The company said that prior to the TAIEX’s precipitous downturn throughout last week, it had increased its overall equity portfolio by about NT$40 billion (US$1.21 billion) during June and July, as it prefers buying high-dividend yield stocks such as telecommunication shares.
Investments in international equities also increased as part of the company’s overseas expansion strategy, Cathay Financial told an investors’ conference.
As of the end of the first half, Cathay Life Insurance Co’s (國泰人壽) RBC ratio stood at 295 percent, higher than many of its peers, Cathay Financial said.
RBC is a method of limiting the amount of risk an insurer can take.
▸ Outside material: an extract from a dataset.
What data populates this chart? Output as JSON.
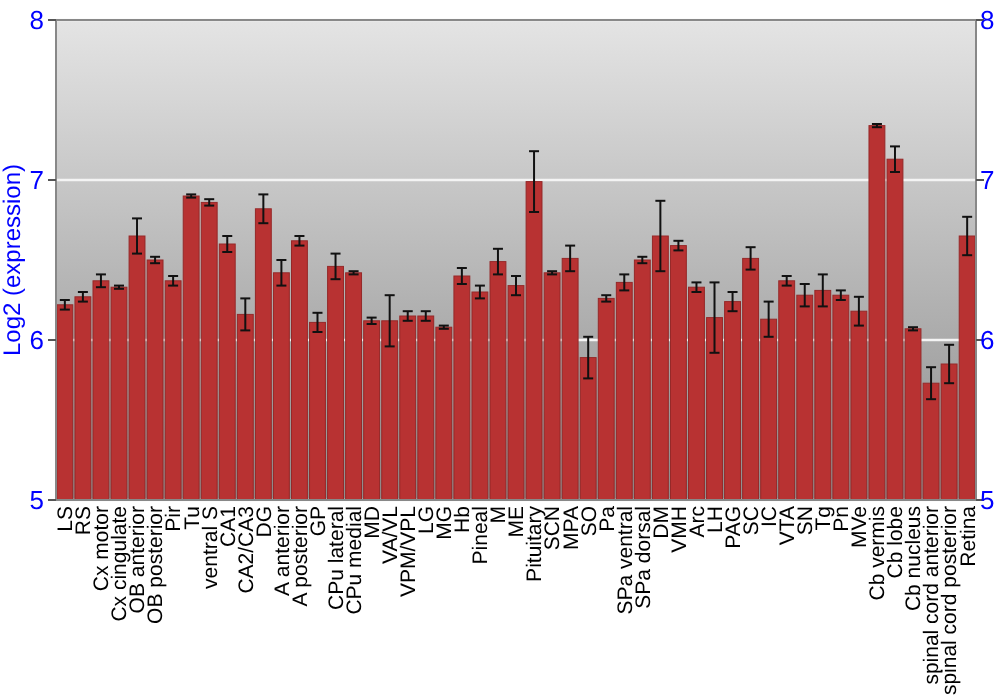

It requires companies to hold an amount of capital appropriate for their risk profiles.
However, Cathay Financial president Lee Chang-ken (李長庚) said that relaxing the RBC requirement would give insurers greater flexibility in generating profits and allow them to capitalize on value investment opportunities while prices are low.
“Although we have little difficulty in meeting the government’s RBC requirements, we are aware that some of our peers have been compelled to trim their portfolio holdings to conform to [RBC] guidelines as the [stock] market downturn widens,” Lee said, adding that the situation is not ideal for insurers that typically hold long positions.
“The system creates a downward spiral where insurers are forced to sell stocks, which exacerbates market volatility,” he said.
Lee proposed that the government ease its RBC requirements and adopt an alternative countercyclical design, where the ratio is raised as the TAIEX rises and lowered during market slumps.
“During market downturns, RBC requirements should reflect diminished price risk, as stock buying by insurers would contribute to stabilizing the market,” Lee said.
As the TAIEX plunged 4.84 percent, or 376.58 points to close at, 7410.34 points yesterday, Cathay Financial shares tumbled to an intraday low of NT$38.60 before rebounding to close at NT$41, down 3.53 percent.
Lee said that the market had overreacted, and that its share price does not truly reflect the company’s performance. He added that the company is mulling a stock repurchase program.
The company reported a net income of NT$50.42 billion, or NT$3.98 per share, in the first seven months of the year. That compares with NT$38.33 billion and NT$3.03 in the same period last year.
“We do not consider the current market situation a crisis,” Lee said, urging investors to have faith in the Taiwanese market.